Last year I ended my MFin lectures on the international economy with a quotation from Albert Camus’ novel The Plague (I have to read it in English – the original title is La Peste). Apparently loosely based on the true story of a town in French-occupied North Africa, which was entirely quarantined at a time of cholera; it describes how people cope in such an extreme situation. Characters in the book rage, deny, adapt, lapse into sullen acceptance, revealing the range of human behaviour in a crisis.
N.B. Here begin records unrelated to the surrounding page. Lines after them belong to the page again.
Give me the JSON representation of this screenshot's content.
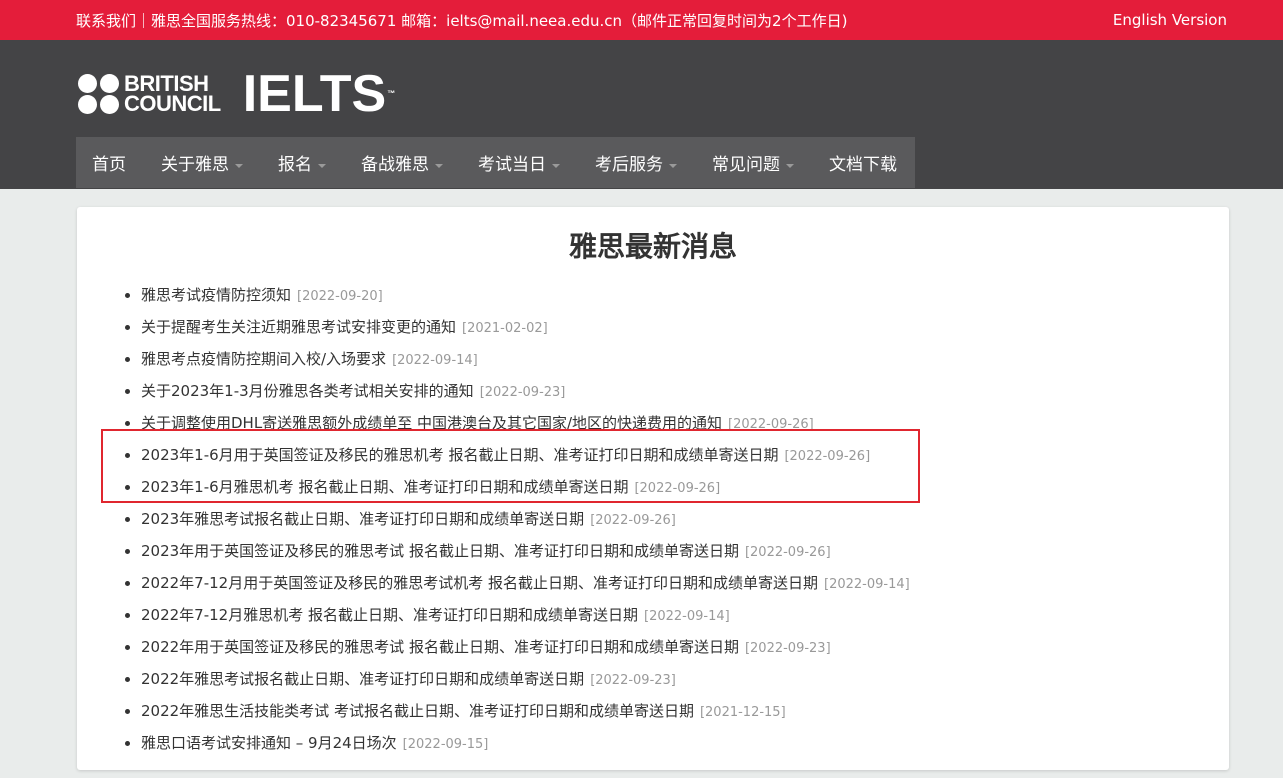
{
  "topbar": {
    "contact": "联系我们｜雅思全国服务热线：010-82345671   邮箱：ielts@mail.neea.edu.cn（邮件正常回复时间为2个工作日)",
    "english_version": "English Version"
  },
  "logo": {
    "british": "BRITISH",
    "council": "COUNCIL",
    "ielts": "IELTS",
    "tm": "™"
  },
  "nav": [
    {
      "label": "首页",
      "dropdown": false
    },
    {
      "label": "关于雅思",
      "dropdown": true
    },
    {
      "label": "报名",
      "dropdown": true
    },
    {
      "label": "备战雅思",
      "dropdown": true
    },
    {
      "label": "考试当日",
      "dropdown": true
    },
    {
      "label": "考后服务",
      "dropdown": true
    },
    {
      "label": "常见问题",
      "dropdown": true
    },
    {
      "label": "文档下载",
      "dropdown": false
    }
  ],
  "main": {
    "title": "雅思最新消息",
    "news": [
      {
        "title": "雅思考试疫情防控须知",
        "date": "[2022-09-20]"
      },
      {
        "title": "关于提醒考生关注近期雅思考试安排变更的通知",
        "date": "[2021-02-02]"
      },
      {
        "title": "雅思考点疫情防控期间入校/入场要求",
        "date": "[2022-09-14]"
      },
      {
        "title": "关于2023年1-3月份雅思各类考试相关安排的通知",
        "date": "[2022-09-23]"
      },
      {
        "title": "关于调整使用DHL寄送雅思额外成绩单至 中国港澳台及其它国家/地区的快递费用的通知",
        "date": "[2022-09-26]"
      },
      {
        "title": "2023年1-6月用于英国签证及移民的雅思机考 报名截止日期、准考证打印日期和成绩单寄送日期",
        "date": "[2022-09-26]"
      },
      {
        "title": "2023年1-6月雅思机考 报名截止日期、准考证打印日期和成绩单寄送日期",
        "date": "[2022-09-26]"
      },
      {
        "title": "2023年雅思考试报名截止日期、准考证打印日期和成绩单寄送日期",
        "date": "[2022-09-26]"
      },
      {
        "title": "2023年用于英国签证及移民的雅思考试 报名截止日期、准考证打印日期和成绩单寄送日期",
        "date": "[2022-09-26]"
      },
      {
        "title": "2022年7-12月用于英国签证及移民的雅思考试机考 报名截止日期、准考证打印日期和成绩单寄送日期",
        "date": "[2022-09-14]"
      },
      {
        "title": "2022年7-12月雅思机考 报名截止日期、准考证打印日期和成绩单寄送日期",
        "date": "[2022-09-14]"
      },
      {
        "title": "2022年用于英国签证及移民的雅思考试 报名截止日期、准考证打印日期和成绩单寄送日期",
        "date": "[2022-09-23]"
      },
      {
        "title": "2022年雅思考试报名截止日期、准考证打印日期和成绩单寄送日期",
        "date": "[2022-09-23]"
      },
      {
        "title": "2022年雅思生活技能类考试 考试报名截止日期、准考证打印日期和成绩单寄送日期",
        "date": "[2021-12-15]"
      },
      {
        "title": "雅思口语考试安排通知 – 9月24日场次",
        "date": "[2022-09-15]"
      }
    ]
  },
  "colors": {
    "topbar": "#e41d3a",
    "header": "#444446",
    "nav": "#5a5a5c",
    "highlight": "#e0262f"
  }
}
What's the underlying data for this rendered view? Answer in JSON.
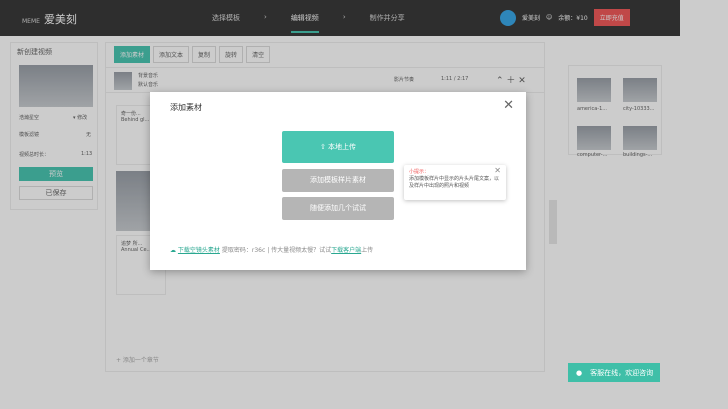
{
  "header": {
    "logo_small": "MEME",
    "logo": "爱美刻",
    "steps": [
      "选择模板",
      "编辑视频",
      "制作并分享"
    ],
    "username": "爱美刻",
    "balance": "余额：¥10",
    "recharge": "立即充值"
  },
  "left": {
    "title": "新创建视频",
    "music": "浩瀚星空",
    "music_action": "▾ 修改",
    "template_filter": "模板滤镜",
    "filter_value": "无",
    "duration_label": "视频总时长：",
    "duration": "1:13",
    "preview": "预览",
    "saved": "已保存"
  },
  "toolbar": {
    "add_material": "添加素材",
    "add_text": "添加文本",
    "copy": "复制",
    "rotate": "旋转",
    "clear": "清空"
  },
  "music_row": {
    "name": "背景音乐",
    "sub": "默认音乐",
    "beat": "影片节奏",
    "time": "1:11 / 2:17"
  },
  "scenes": [
    {
      "title": "奇一份...",
      "sub": "Behind gl..."
    },
    {
      "title": "追梦 所...",
      "sub": "Annual Ce..."
    }
  ],
  "add_chapter": "+ 添加一个章节",
  "right": {
    "items": [
      "america-1...",
      "city-10333...",
      "computer-...",
      "buildings-..."
    ]
  },
  "modal": {
    "title": "添加素材",
    "upload": "本地上传",
    "add_template": "添加模板样片素材",
    "add_random": "随便添加几个试试",
    "tip_title": "小提示：",
    "tip_text": "添加模板样片中显示的片头片尾文案，以及样片中出现的照片和视频",
    "download_link": "下载空镜头素材",
    "password": "提取密码：r36c",
    "sep": "|",
    "slow_text": "传大量视频太慢？试试",
    "client_link": "下载客户端",
    "upload_suffix": "上传"
  },
  "chat": "客服在线，欢迎咨询"
}
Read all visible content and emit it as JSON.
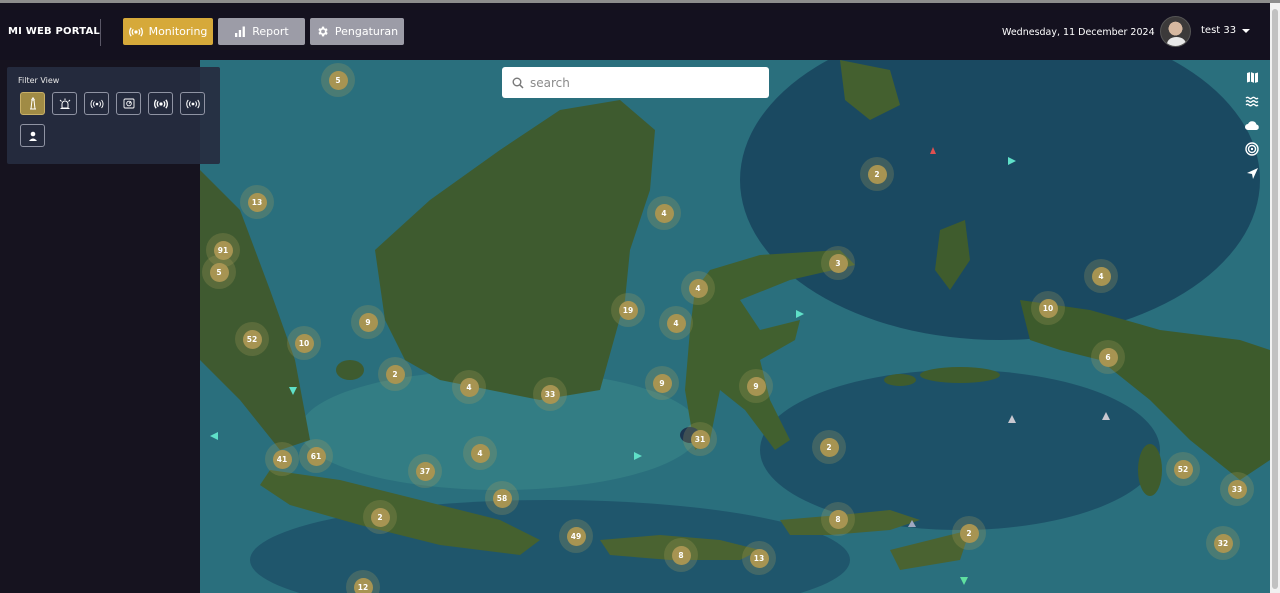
{
  "header": {
    "brand": "MI WEB PORTAL",
    "nav": [
      {
        "label": "Monitoring",
        "icon": "broadcast-icon",
        "active": true
      },
      {
        "label": "Report",
        "icon": "bar-chart-icon",
        "active": false
      },
      {
        "label": "Pengaturan",
        "icon": "gear-icon",
        "active": false
      }
    ],
    "date": "Wednesday, 11 December 2024",
    "user": "test 33"
  },
  "filter": {
    "title": "Filter View",
    "buttons": [
      "lighthouse-icon",
      "alarm-icon",
      "broadcast-icon",
      "radar-icon",
      "broadcast-strong-icon",
      "broadcast-wide-icon",
      "person-pin-icon"
    ]
  },
  "search": {
    "placeholder": "search"
  },
  "map_tools": [
    "map-icon",
    "waves-icon",
    "cloud-icon",
    "target-icon",
    "navigation-icon"
  ],
  "clusters": [
    "5",
    "13",
    "91",
    "5",
    "52",
    "10",
    "9",
    "2",
    "4",
    "33",
    "4",
    "19",
    "4",
    "4",
    "9",
    "31",
    "9",
    "2",
    "3",
    "2",
    "4",
    "10",
    "6",
    "52",
    "33",
    "32",
    "41",
    "61",
    "37",
    "4",
    "58",
    "2",
    "49",
    "8",
    "13",
    "8",
    "2",
    "12"
  ],
  "colors": {
    "accent": "#d6a93a",
    "cluster": "#a79452",
    "navbar": "#14111f"
  }
}
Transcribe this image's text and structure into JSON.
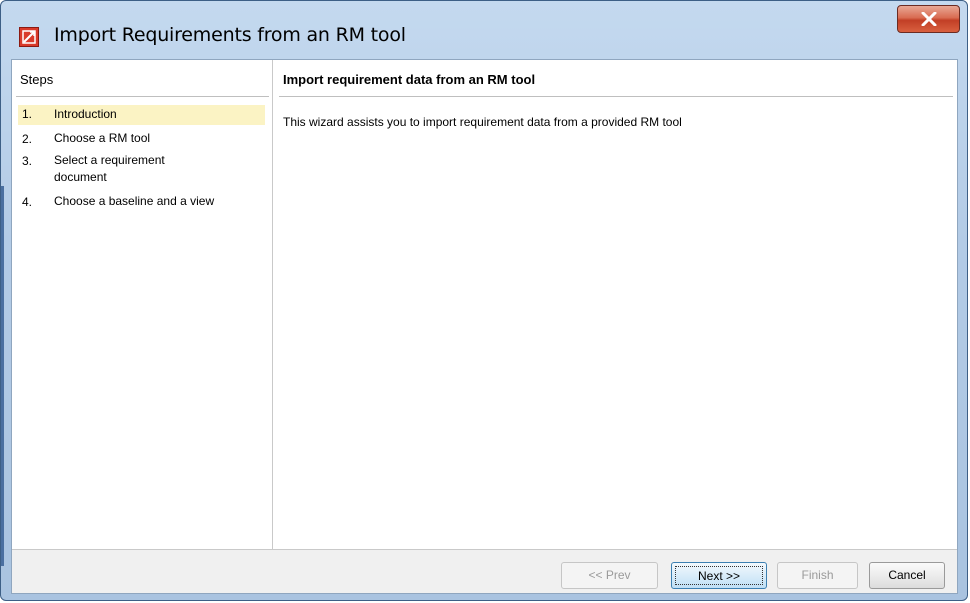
{
  "window": {
    "title": "Import Requirements from an RM tool",
    "icon": "app-logo-icon",
    "close_icon": "close-icon"
  },
  "steps": {
    "header": "Steps",
    "items": [
      {
        "num": "1.",
        "label": "Introduction",
        "active": true
      },
      {
        "num": "2.",
        "label": "Choose a RM tool",
        "active": false
      },
      {
        "num": "3.",
        "label": "Select a requirement document",
        "active": false
      },
      {
        "num": "4.",
        "label": "Choose a baseline and a view",
        "active": false
      }
    ]
  },
  "content": {
    "title": "Import requirement data from an RM tool",
    "description": "This wizard assists you to import requirement data from a provided RM tool"
  },
  "buttons": {
    "prev": "<< Prev",
    "next": "Next >>",
    "finish": "Finish",
    "cancel": "Cancel"
  },
  "colors": {
    "active_step_bg": "#fbf3c4",
    "close_button": "#c9452c",
    "title_bar": "#b3cbe6"
  }
}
Unsurprisingly sales have surged recently, but my personal copy reveals that I bought it in 1982, from the days when I bought physical books and inscribed the year of purchase.
Like many young people at that time, I was going through a vaguely existential phase, which involved wondering about the meaning of life and envying the French for their apparently effortless cool. (If you are at a stage in life where you face similar thoughts and you’re thinking of spending time exploring French existential writers, my mature advice is: don’t.)
Unlike the other existentialists, Camus was essentially optimistic, at least in this book. The sentence I thought worth passing on last year – and still do – if you will interpret “men” as “humankind”, is:
There is more to admire in men than to despise.